ブルース・ブラザーズ・バンドの来日時にMCを務め、デモも制作したらしく。
清志郎にはブッカーT&ザ・MGズとのツアーのオファーがあったのだとか。
それをメンフィスでのレコーディングにしようと提案したのが清志郎で。
尤も。清志郎は半分冗談のつもりだったのか、実現することになって大変驚いたとか。
そして興奮と不安を抱えながら憧れの地、メンフィスへと旅立つことになったと。
オーティス・レディングが、MGズに憧れていた清志郎です。その胸中はねぇ・・・
憧れの大先輩たちを前に失礼があってはならないと。日本で制作したデモを持参したとか。
ところが。スティーヴ・クロッパーから、オーティスが好きなら同じ様にやろうと言われて。
オーティスも使用したスタジオで、オーティスとMGズと同様に(ほぼ)一発録音となって。
歌いながら、スティーヴさん達に指示を出す清志郎・・・その姿を思うだけで涙がね・・・
嬉しかっただろうなぁ。憧れの先輩たちに支えられて。憧れたオーティスの様にだから。
そう、このアルバムが素晴らしいのは。何と言っても全体が幸福感に包まれていること。
「世間知らず」とか「高齢化社会」と言ったナンバーでさえも輝いていて。
そう。まるでそれはメンフィスの綿花畑に降り注ぐ陽光の様ですらあるのです。
だから。遺された清志郎のアルバムの名でも、各段に穏やかで優しい表情が感じられるなと。
このアルバムに参加したMGズとメンフィス・ホーンズと共に来日もしていましたが。
あの日、武道館のステージ上で憧れのメンバーに囲まれた清志郎は、終始笑顔で。
まるで夢を実現した子供の様で。あれほど微笑ましく楽しそうな清志郎は初めてだったな。

それから二十年以上が過ぎたある冬の日に行われたブッカーT&ザ・MGズの来日公演。
再発した癌と闘病中の清志郎が飛び入り。嬉しそうに、楽しそうに2曲ほど歌って。
楽屋に引き上げる清志郎に駆け寄って、握手して、頑張ってくださいとの言葉に頷いてくれたのだけど・・・
恐らくは。あれが公に観客の前で歌った最後の夜。そして最後に握手した最後のただのファンは・・・
だから。ボスはただ楽屋に引き上げただけなのだと。またいつか来日してくれると。

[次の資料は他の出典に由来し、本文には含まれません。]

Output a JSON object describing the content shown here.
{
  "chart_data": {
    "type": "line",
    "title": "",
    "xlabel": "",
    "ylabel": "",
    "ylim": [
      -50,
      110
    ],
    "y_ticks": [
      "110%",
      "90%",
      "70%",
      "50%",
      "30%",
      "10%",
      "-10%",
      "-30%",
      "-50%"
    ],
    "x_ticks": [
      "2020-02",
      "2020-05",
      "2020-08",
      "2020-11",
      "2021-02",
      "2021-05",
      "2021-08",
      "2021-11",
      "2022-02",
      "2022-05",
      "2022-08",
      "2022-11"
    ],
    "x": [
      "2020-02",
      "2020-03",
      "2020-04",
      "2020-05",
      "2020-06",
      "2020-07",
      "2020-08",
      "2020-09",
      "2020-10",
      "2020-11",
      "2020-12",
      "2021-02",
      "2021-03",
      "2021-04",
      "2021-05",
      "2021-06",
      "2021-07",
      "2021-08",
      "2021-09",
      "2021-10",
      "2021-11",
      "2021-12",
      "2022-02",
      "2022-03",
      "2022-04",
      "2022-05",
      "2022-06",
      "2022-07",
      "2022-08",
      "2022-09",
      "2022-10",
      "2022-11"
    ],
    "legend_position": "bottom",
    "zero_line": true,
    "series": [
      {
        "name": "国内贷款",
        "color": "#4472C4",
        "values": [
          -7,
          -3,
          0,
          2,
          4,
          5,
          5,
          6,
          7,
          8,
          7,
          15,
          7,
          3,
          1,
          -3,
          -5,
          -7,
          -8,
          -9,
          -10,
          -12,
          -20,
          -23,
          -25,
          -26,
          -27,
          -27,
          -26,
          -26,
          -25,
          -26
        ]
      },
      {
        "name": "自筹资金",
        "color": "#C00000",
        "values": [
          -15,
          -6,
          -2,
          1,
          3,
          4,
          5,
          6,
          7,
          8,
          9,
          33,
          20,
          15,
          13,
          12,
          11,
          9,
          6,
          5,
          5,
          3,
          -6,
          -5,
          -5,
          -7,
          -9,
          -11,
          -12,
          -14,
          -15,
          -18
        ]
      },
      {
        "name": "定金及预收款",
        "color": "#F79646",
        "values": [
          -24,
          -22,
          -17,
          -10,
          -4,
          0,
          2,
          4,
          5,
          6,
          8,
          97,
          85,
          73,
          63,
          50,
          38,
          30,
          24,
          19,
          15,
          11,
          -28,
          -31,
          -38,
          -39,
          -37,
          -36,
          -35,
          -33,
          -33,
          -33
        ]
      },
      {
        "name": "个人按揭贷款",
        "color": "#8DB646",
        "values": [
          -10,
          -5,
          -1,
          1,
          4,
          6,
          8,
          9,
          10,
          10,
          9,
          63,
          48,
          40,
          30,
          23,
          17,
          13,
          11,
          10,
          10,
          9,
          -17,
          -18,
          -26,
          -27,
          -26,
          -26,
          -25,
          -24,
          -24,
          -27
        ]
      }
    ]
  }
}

今でもそう思っているのだ。

憧れは。
そのままに。
胸の内に。
伏せて。
それがいい。

そうだな。
そうすれば。
壊れないし。
恥もかかないし。
それもいい。

でも。
好きで、好きで。大好きで。
焦がれて、焦がれて、焦がし尽くして。
それは。
確かなことなのだから。

だったら。
ほんの少し。
勇気を振り絞って。
扉を開けて。
やってしまうと言うのもありだろう。

思うだけで。
胸が締め付けられて。
堪らない。
そんな出会いが。
あるのは幸せなことなのだ。

焦がれて。
焦がれて堪らない。
そんな。
憧れは。
そのままにしておいたら罪になる。

憧れは。
そのままに。
憧れのままに。
手が届くことの無い。
夢で終わらせてしまおう。

憧れは。
そのままに。
憧れのままに。
懐かしい思い出にしてしまおう。

それが。
できるのなら。
それで。
諦められるのなら。
それでもいい。

それが。
出来ないから。
いまも、いつも。
胸が熱くなって。
胸が締め付けられて。

そこまで。
焦がれて。
好きで。
間違いないと。
確かだと思えるのなら。

勇気を出して。
ラインを越えて。
勇気を振り絞って。
扉を開けて。
やってしまおう。

その。
出会いは。
滅多にない。
そのままでは。
勿体ない。

憧れは。
そのままに。
秘めずに。
伏せずに。
近づこうと、やってみるのがいい。